I spent my commute on the train that day trying to figure out why I was so callous towards her. It is true that I get hit up a lot in San Francisco by people looking for money or change. Actually, I also get hit up by people who are walking down the street and offering drugs to everyone that goes by. When someone approaches me, my reaction is to not make eye contact and move quickly down the street.
Why do I behave in this way? Fear! Yep, Fear! One of the things I don't want to do is open my wallet on the street and show someone my cash. I also don't want to be targeted as a person who has cash on them and is willing to give it out. In addition, I don't want to get too close to some of the people who approach me on the street for safety reasons. For example, there was a recent case of a guy who was stabbing people on the MUNI bus system.
What is the solution? I used to carry granola bars on me and give those out when I was approached, and I may go back to doing that.

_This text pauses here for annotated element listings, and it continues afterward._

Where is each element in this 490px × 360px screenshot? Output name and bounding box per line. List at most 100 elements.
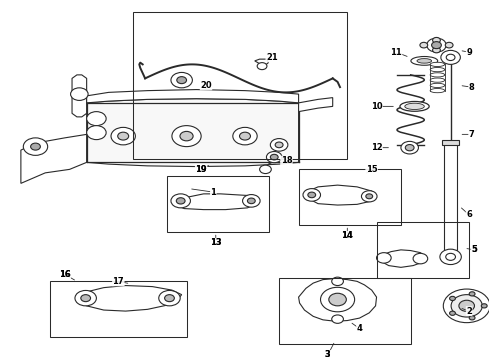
Text: 21: 21 xyxy=(266,53,278,62)
Text: 15: 15 xyxy=(366,165,378,174)
Text: 19: 19 xyxy=(196,165,207,174)
Circle shape xyxy=(172,126,201,147)
Circle shape xyxy=(329,293,346,306)
Circle shape xyxy=(247,198,255,204)
Circle shape xyxy=(446,54,455,60)
Ellipse shape xyxy=(430,73,445,77)
Circle shape xyxy=(159,291,180,306)
Text: 3: 3 xyxy=(325,350,331,359)
Ellipse shape xyxy=(417,59,432,63)
Circle shape xyxy=(427,38,446,52)
Ellipse shape xyxy=(430,89,445,93)
Circle shape xyxy=(270,154,278,160)
Circle shape xyxy=(446,253,456,260)
Text: 5: 5 xyxy=(471,246,477,255)
Polygon shape xyxy=(176,194,257,210)
Circle shape xyxy=(413,253,428,264)
Bar xyxy=(279,278,411,345)
Ellipse shape xyxy=(411,57,438,65)
Polygon shape xyxy=(306,185,375,205)
Text: 11: 11 xyxy=(390,48,402,57)
Ellipse shape xyxy=(430,83,445,87)
Bar xyxy=(298,169,401,225)
Text: 17: 17 xyxy=(113,277,124,286)
Text: 13: 13 xyxy=(210,238,221,247)
Polygon shape xyxy=(298,279,376,321)
Polygon shape xyxy=(87,99,298,167)
Polygon shape xyxy=(77,285,182,311)
Text: 20: 20 xyxy=(200,81,212,90)
Circle shape xyxy=(332,315,343,323)
Text: 13: 13 xyxy=(210,238,221,247)
Text: 4: 4 xyxy=(357,324,363,333)
Circle shape xyxy=(405,144,414,151)
Text: 6: 6 xyxy=(466,210,472,219)
Circle shape xyxy=(87,126,106,140)
Circle shape xyxy=(445,42,453,48)
Circle shape xyxy=(443,289,490,323)
Circle shape xyxy=(171,194,191,208)
Circle shape xyxy=(87,112,106,126)
Circle shape xyxy=(30,143,40,150)
Circle shape xyxy=(320,287,355,312)
Circle shape xyxy=(441,50,460,64)
Bar xyxy=(167,176,270,232)
Circle shape xyxy=(176,198,185,204)
Circle shape xyxy=(233,127,257,145)
Ellipse shape xyxy=(430,62,445,67)
Ellipse shape xyxy=(430,68,445,72)
Polygon shape xyxy=(380,250,425,267)
Circle shape xyxy=(376,253,391,263)
Circle shape xyxy=(270,139,288,151)
Circle shape xyxy=(433,37,441,43)
Circle shape xyxy=(469,316,475,320)
Text: 7: 7 xyxy=(468,130,474,139)
Circle shape xyxy=(240,132,250,140)
Circle shape xyxy=(171,72,193,88)
Circle shape xyxy=(165,294,174,302)
Polygon shape xyxy=(298,98,333,112)
Ellipse shape xyxy=(405,103,424,109)
Circle shape xyxy=(257,63,267,69)
Circle shape xyxy=(243,194,260,207)
Text: 9: 9 xyxy=(466,48,472,57)
Circle shape xyxy=(432,42,441,49)
Text: 2: 2 xyxy=(466,307,472,316)
Polygon shape xyxy=(21,134,87,183)
Circle shape xyxy=(433,47,441,53)
Circle shape xyxy=(267,152,282,163)
Text: 18: 18 xyxy=(281,156,292,165)
Circle shape xyxy=(469,292,475,296)
Circle shape xyxy=(24,138,48,156)
Circle shape xyxy=(111,127,135,145)
Text: 14: 14 xyxy=(342,231,353,240)
Circle shape xyxy=(449,311,455,315)
Circle shape xyxy=(332,277,343,285)
Bar xyxy=(442,140,459,145)
Text: 19: 19 xyxy=(196,165,207,174)
Text: 16: 16 xyxy=(59,270,71,279)
Bar xyxy=(50,282,187,337)
Circle shape xyxy=(118,132,129,140)
Circle shape xyxy=(451,294,482,317)
Circle shape xyxy=(303,189,320,201)
Text: 14: 14 xyxy=(342,231,353,240)
Circle shape xyxy=(81,294,91,302)
Polygon shape xyxy=(72,75,87,117)
Ellipse shape xyxy=(400,102,429,111)
Circle shape xyxy=(440,249,461,265)
Circle shape xyxy=(75,291,97,306)
Circle shape xyxy=(401,141,418,154)
Circle shape xyxy=(71,88,88,100)
Text: 12: 12 xyxy=(370,143,382,152)
Ellipse shape xyxy=(430,78,445,82)
Circle shape xyxy=(180,131,193,141)
Text: 8: 8 xyxy=(468,83,474,92)
Polygon shape xyxy=(255,59,269,65)
Circle shape xyxy=(420,42,428,48)
Text: 1: 1 xyxy=(210,188,216,197)
Text: 3: 3 xyxy=(325,350,331,359)
Circle shape xyxy=(260,165,271,174)
Circle shape xyxy=(177,77,187,84)
Circle shape xyxy=(481,304,487,308)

Just because I don't want to be targeted as a person with cash on me doesn't mean I can't have some food that I give out. Many people, me included, will take comfort in the fact that people without choices can get a hot meal and maybe a place to stay at a homeless shelter. But how many of us, me included, actually write a check or donate to these shelters on a regular basis?
This happened about a week ago, and it still bothers me a little. Partly because I didn't initially listen to a person who needed help, and partly because of how callous I have become towards homeless individuals. I think it was a wake up call for me. Now, do I do something with it or just wait for the guilt to subside? Do I do something or just go back to my previous behavior and justify it with fear?